Avec la Fuse X1, 8 supports s'impriment en une seule fois, en 24 heures, sans découpe ni assemblage. Le rendement est doublé, et le temps de traitement post-impression est réduit à la portion congrue.
Prise en main rapide, moins de dépendance aux experts
Les imprimantes SLS grand format traditionnelles nécessitent 45 minutes à 1 heure de nettoyage et de configuration manuelle entre deux impressions. Sur le site, Cody Jepsen est le seul technicien capable de les opérer : « Si je ne suis pas là, ces machines ne fonctionnent pas. »
Avec la Fuse X1, le temps de remise en production entre deux impressions est de 5 à 10 minutes. La formation d'un nouveau technicien se fait en une journée, contre 3 à 4 mois sur les systèmes traditionnels. Le logiciel PreForm simplifie la préparation des fichiers, et le contrôle thermique adaptatif (13 zones indépendantes) offre une plus grande liberté d'agencement sans compromis sur la qualité.
10 000 à 20 000 cales non marquantes par mois : l'impression 3D concurrence le moulage par injection
Tesla utilise des cales non marquantes pour manipuler le verre sans l'endommager. Pièce temporaire nécessaire pendant six mois, elle était produite en lots dédiés sur les anciennes imprimantes SLS, ce qui rendait le coût par pièce suffisamment élevé pour envisager de basculer vers le moulage par injection.
Avec la Fuse X1 et son contrôle thermique adaptatif, les petites pièces peuvent être placées autour des grandes dans le même volume d'impression, sans compromettre la précision. Ce gain de densité d'agencement réduit le coût par pièce, au point que le passage au moulage par injection n'est plus forcément pertinent.
Avec le coût réduit des pièces sur la Fuse X1, cela change complètement la donne. Nous ne passerons peut-être pas du tout au moulage par injection.
Un parc Formlabs complet chez Tesla Giga Nevada
Le département utilise les imprimantes Formlabs depuis la Form 2. Aujourd'hui, il s'appuie sur les Form 4, Form 4L et Fuse 1+ 30W, avec 7 matériaux d'ingénierie différents : Rigid 10K Resin pour les pièces résistantes à la chaleur, ESD Resin pour les composants électroniques, résines Tough pour les pièces qui doivent survivre à la chaîne de production.
La Form 4 permet de livrer des prototypes le jour même, y compris dans le service du demandeur avant la fin de son poste. Et en cas de problème sur une machine, Formlabs peut expédier les pièces de rechange le jour même, un point critique quand le département tourne à 10 000 à 30 000 pièces par semaine.

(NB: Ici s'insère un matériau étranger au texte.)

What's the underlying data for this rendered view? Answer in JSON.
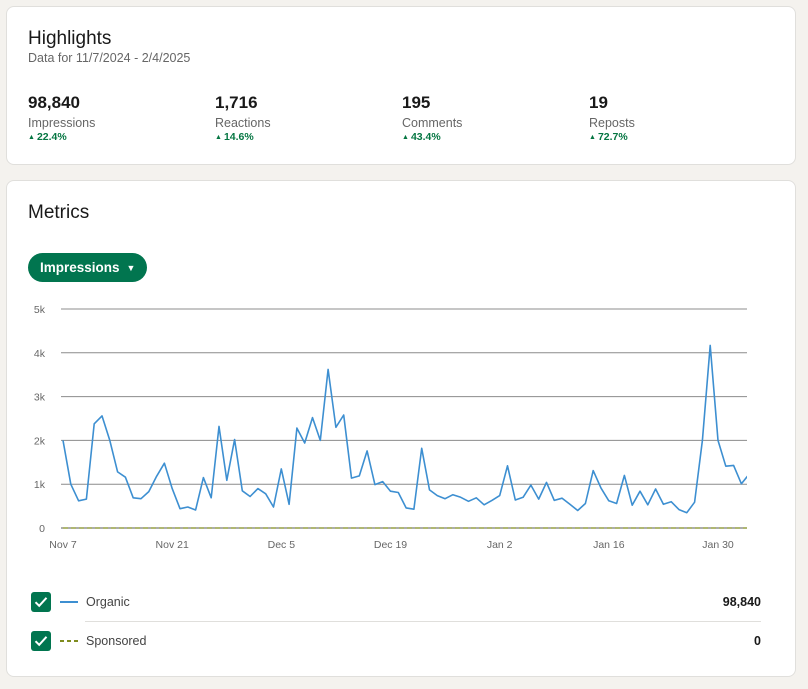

J'obtiens le même nombre de pièces avec une seule Fuse X1 qu'avec deux ou trois systèmes SLS grand format traditionnels. Moins de machines à faire tourner, moins de maintenance, et bien moins de casse-tête.
La Fuse X1 occupe seulement 1,3 m² au sol, ce qui permet d'installer plus de machines dans un même espace, sans agrandir les locaux.